Religion, Uncategorized

Koach college student survey

Koach is the Conservative movement’s organization for the benefit of college students. Since I was critical of some of their recent challenges I wanted to also note something positive. In advance of their next planning meeting (in about 1.5 weeks), they are doing a survey of college students and recent (in the last year) graduates. If you fit this description and have opinions about how a national organization can contribute to egalitarian Jewish observance on college campuses, please take their survey as soon as possible: http://savekoach.org/survey
If you’re not part of the target population for the survey, but you’ve got opinions, why not share them in the comments below? Some of their leaders read comments posted here.
Here are my opinions:
The survey includes a draft vision/mission. Both are focused on “supporting educational & experimental programmings on campuses.” This treats Jewish practice like another course, as though college students are all still learning what it means to be Jewish. At the core, this ignores college students as practicing adult Jews. The Conservative movement has opinions on what it means to be an observant Jew, so I’d expect a college organization to support that goal.
Given Koach’s limited resources, what would this mean? It means connecting students to resources for observance on or near their campuses. Keep track of where students who are Ramah/USY alums or whose family went to a Conservative synagogue go to college. Make sure these students know what resources exist in their college communities, whether these are Hillels, local synagogues, and local independent minyanim. Even in small towns, you don’t need a Chabad house or even locally paid staff to have local families host students for Shabbat dinners. If Koach can identify campuses with small Jewish populations, but students who might still want a Jewish community, those are targets for more active engagement, whether directly from Koach or by bringing them to the attention of other organizations. Particularly for campuses with few Jewish students, the Koach conventions and Koach-led networking between campuses can be good resources for observant students.
I also think a web presence focused on news and opinion is not the best use of resources. Anyone can post an opinion, but it takes resources to make a site have high enough quality to regularly attract college students. The website could be a place that contains resources on Conservative Jewish practice (perhaps in collaboration with the Rabbinical Assembly to make a resource that benefits more than just college students). The resources currently there seem to be only slightly beyond an introduction to Judaism class. If there’s student-generated content on a website, it needs to live in this decade and let students regularly contribute. I’m not sure what this would look like, but forum that allow pseudonymity or anonymity where students can ask questions and get feedback regarding Jewish life on campuses or ask opinions from Conservative rabbis might be a good start. Simply including a way for a student enter their name so that someone can help connect them to families in the local Jewish community would be beneficial.
Overall, I’m glad to see someone in Koach is trying to get feedback from current students about the organization’s purpose. Even if you don’t have any positive connections to the Conservative movement, how could a hypothetical national organization with a $1 million dollar budget and a goal of supporting egalitarian and observant Jewish life on campus have benefited you?
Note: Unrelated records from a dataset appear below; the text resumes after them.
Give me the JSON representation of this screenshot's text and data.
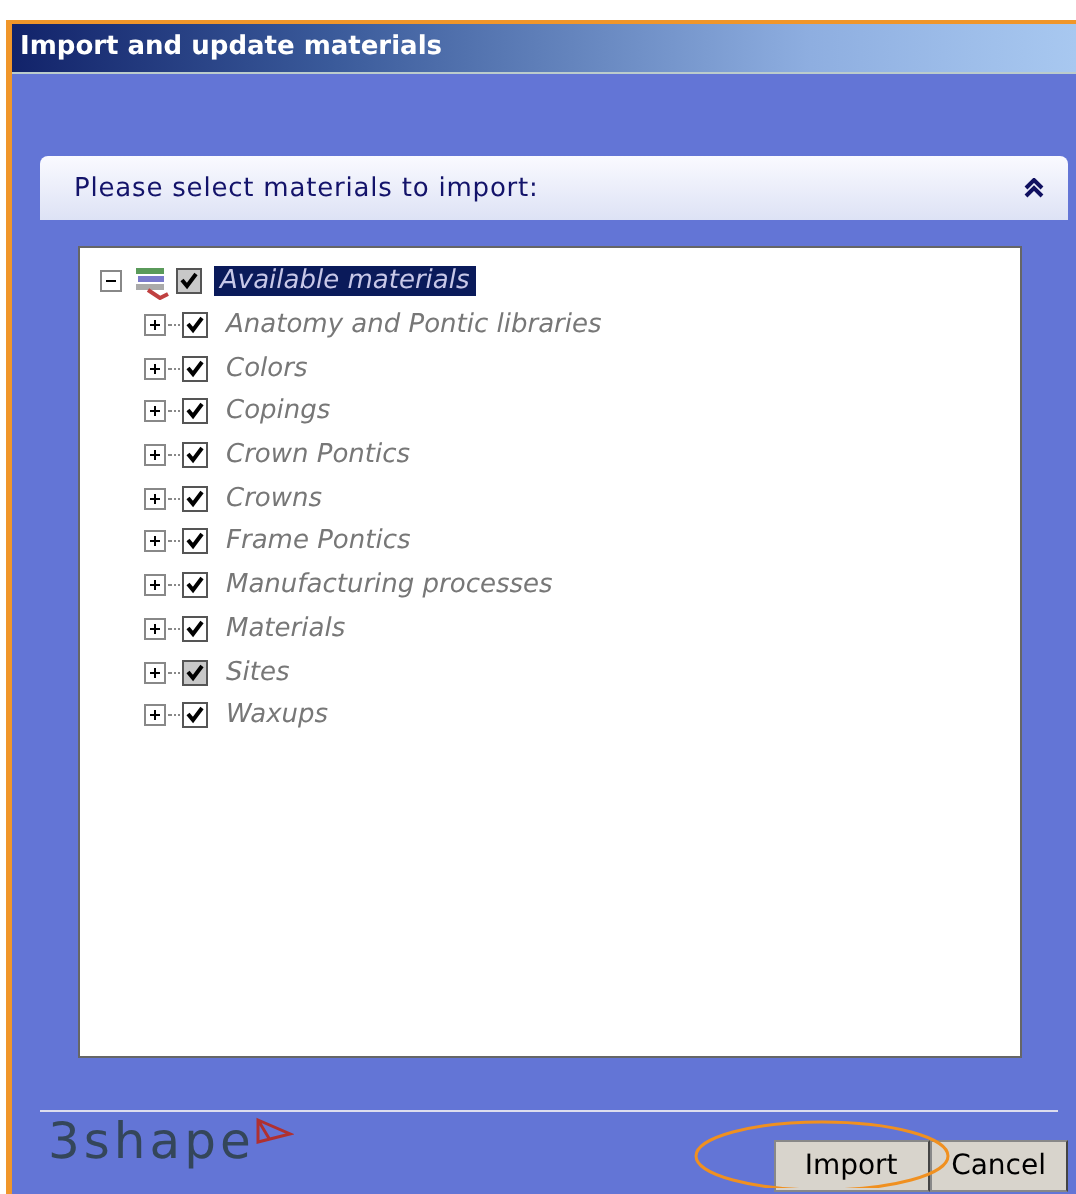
{
  "window": {
    "title": "Import and update materials"
  },
  "panel": {
    "title": "Please select materials to import:",
    "expanded": true
  },
  "tree": {
    "label": "Available materials",
    "checked": true,
    "partial": true,
    "selected": true,
    "expanded": true,
    "children": [
      {
        "label": "Anatomy and Pontic libraries",
        "checked": true,
        "expanded": false
      },
      {
        "label": "Colors",
        "checked": true,
        "expanded": false
      },
      {
        "label": "Copings",
        "checked": true,
        "expanded": false
      },
      {
        "label": "Crown Pontics",
        "checked": true,
        "expanded": false
      },
      {
        "label": "Crowns",
        "checked": true,
        "expanded": false
      },
      {
        "label": "Frame Pontics",
        "checked": true,
        "expanded": false
      },
      {
        "label": "Manufacturing processes",
        "checked": true,
        "expanded": false
      },
      {
        "label": "Materials",
        "checked": true,
        "expanded": false
      },
      {
        "label": "Sites",
        "checked": true,
        "partial": true,
        "expanded": false
      },
      {
        "label": "Waxups",
        "checked": true,
        "expanded": false
      }
    ]
  },
  "logo": {
    "text": "3shape"
  },
  "buttons": [
    "Import",
    "Cancel"
  ]
}
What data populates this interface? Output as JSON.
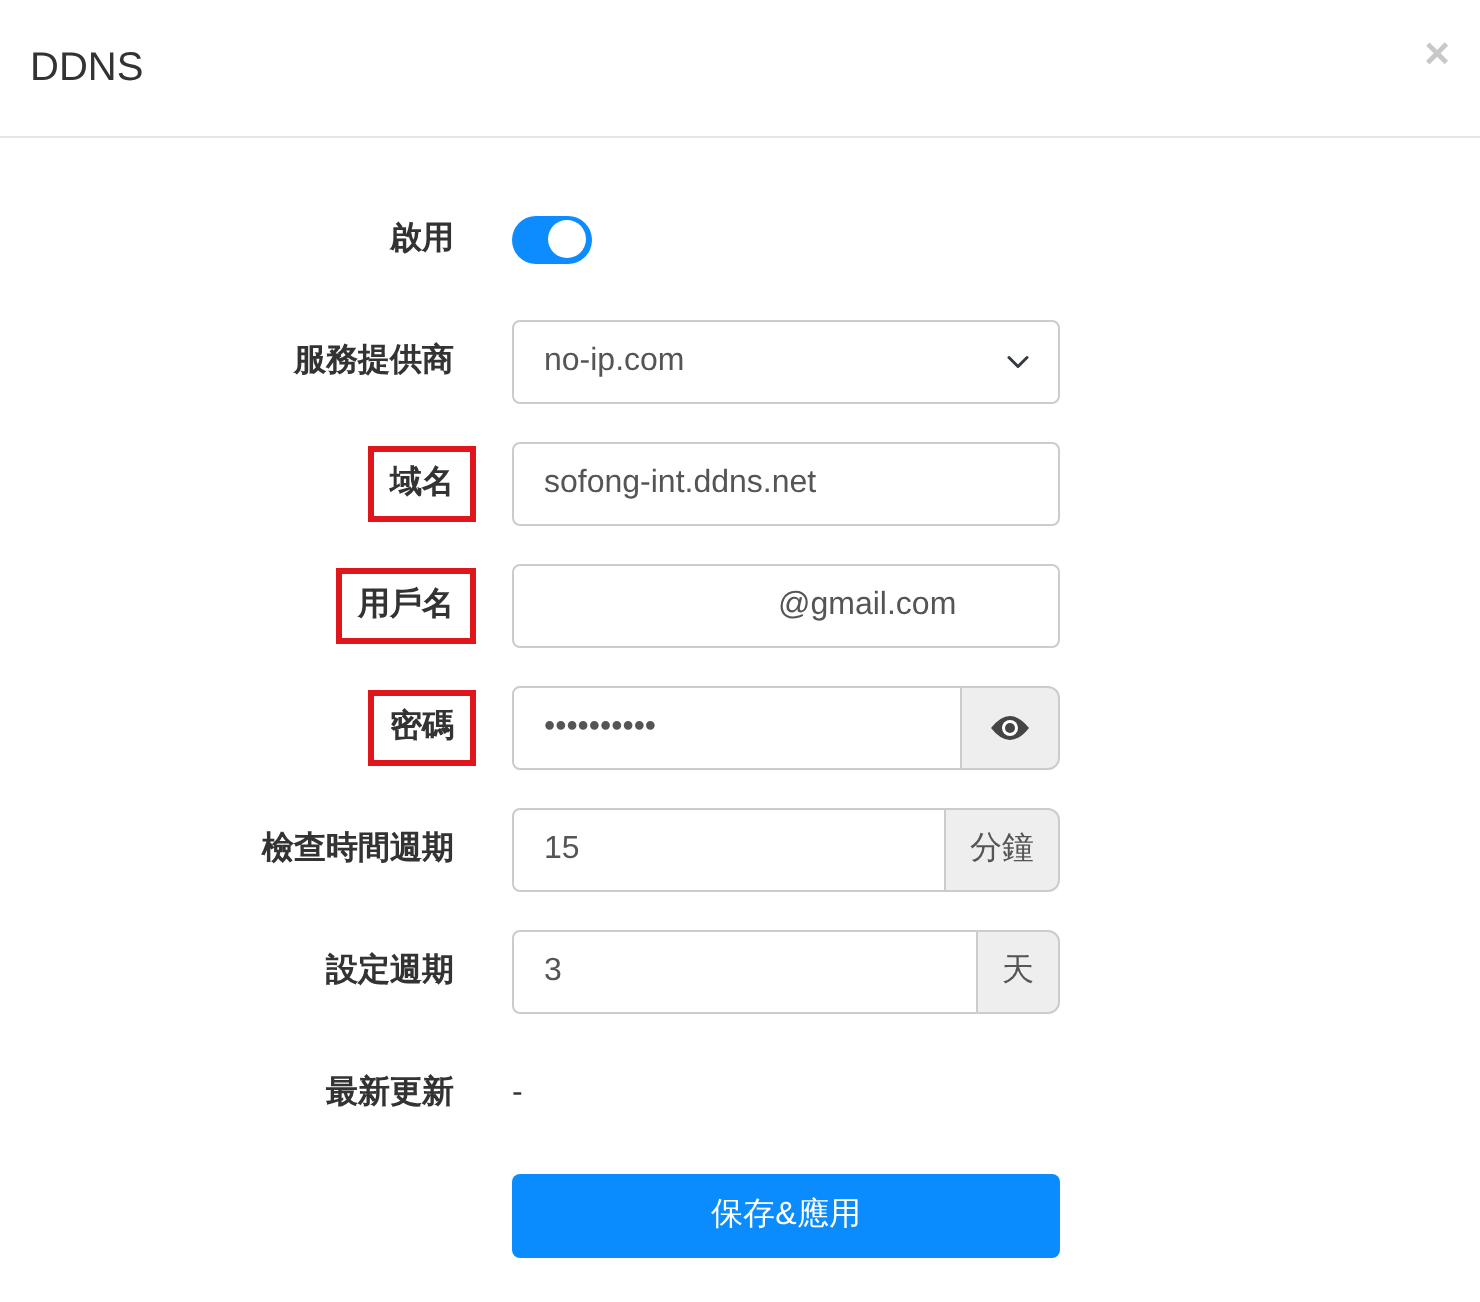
{
  "window": {
    "title": "DDNS",
    "close": "×"
  },
  "fields": [
    {
      "kind": "switch",
      "label": "啟用",
      "highlighted": false,
      "on": true
    },
    {
      "kind": "select",
      "label": "服務提供商",
      "highlighted": false,
      "value": "no-ip.com"
    },
    {
      "kind": "text",
      "label": "域名",
      "highlighted": true,
      "value": "sofong-int.ddns.net",
      "redacted_prefix": false
    },
    {
      "kind": "text",
      "label": "用戶名",
      "highlighted": true,
      "value": "@gmail.com",
      "redacted_prefix": true
    },
    {
      "kind": "password",
      "label": "密碼",
      "highlighted": true,
      "value": "••••••••••"
    },
    {
      "kind": "addon",
      "label": "檢查時間週期",
      "highlighted": false,
      "value": "15",
      "suffix": "分鐘"
    },
    {
      "kind": "addon",
      "label": "設定週期",
      "highlighted": false,
      "value": "3",
      "suffix": "天"
    },
    {
      "kind": "static",
      "label": "最新更新",
      "highlighted": false,
      "value": "-"
    }
  ],
  "buttons": [
    {
      "label": "保存&應用"
    }
  ]
}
4 thoughts on “Koach college student survey

  1. There seems to be an assumption on this website that 100% of young Jews go to college (and not just with this post). I would have thought that a progressive website would pay some attention to those who don’t (poor/working class and all that). But I don’t recall seeing a post that deals with them.

  2. @Dave, I didn’t make the assumption that all young Jews go to college. You seem to be making the assumption that no one poor goes to college. The list of campuses with current Koach contacts is at: http://koach.org/campuscontactlist.htm You can see it’s biased toward wealthier schools with large Jewish communities, but they also have contacts at schools with more economically diverse student bodies. I’m glad you highlighted this point because, if you read my suggestions, I’m proposing a system that is less focused on putting most resources into a subset of schools and more on helping connect people to their local Jewish communities – particularly in colleges with smaller Jewish student communities. Such a shift would more likely benefit students with less money at less prestigious colleges.
    If you want to read advocacy regarding poor/working class, various writers on this blog use a magical system of tagging posts. Here are some tags that might refresh your memory:
    http://jewschool.com/category/tikkunolam/labor/
    http://jewschool.com/category/economy/
    http://jewschool.com/category/tikkunolam/social-justice/

  3. @Dan
    Not one the institutions on the contact list are of the community/junior college types that would that a scholarship-free poor person could easily afford. As to trade schools…
    None of the three links relate to students (the third item requires 7 years experience for its course)

  4. @Dave If you don’t like the list of campuses the Koach serves, or the means by which Koach serves young adults in the typically college-aged bracket of 18-24, complain to Koach. That was, in part, why Dan posted this.
    In any case, given your history of hostile comments toward non-Orthodox Jewry and its institutions on these pages, its refreshing to see you’re offering something constructive.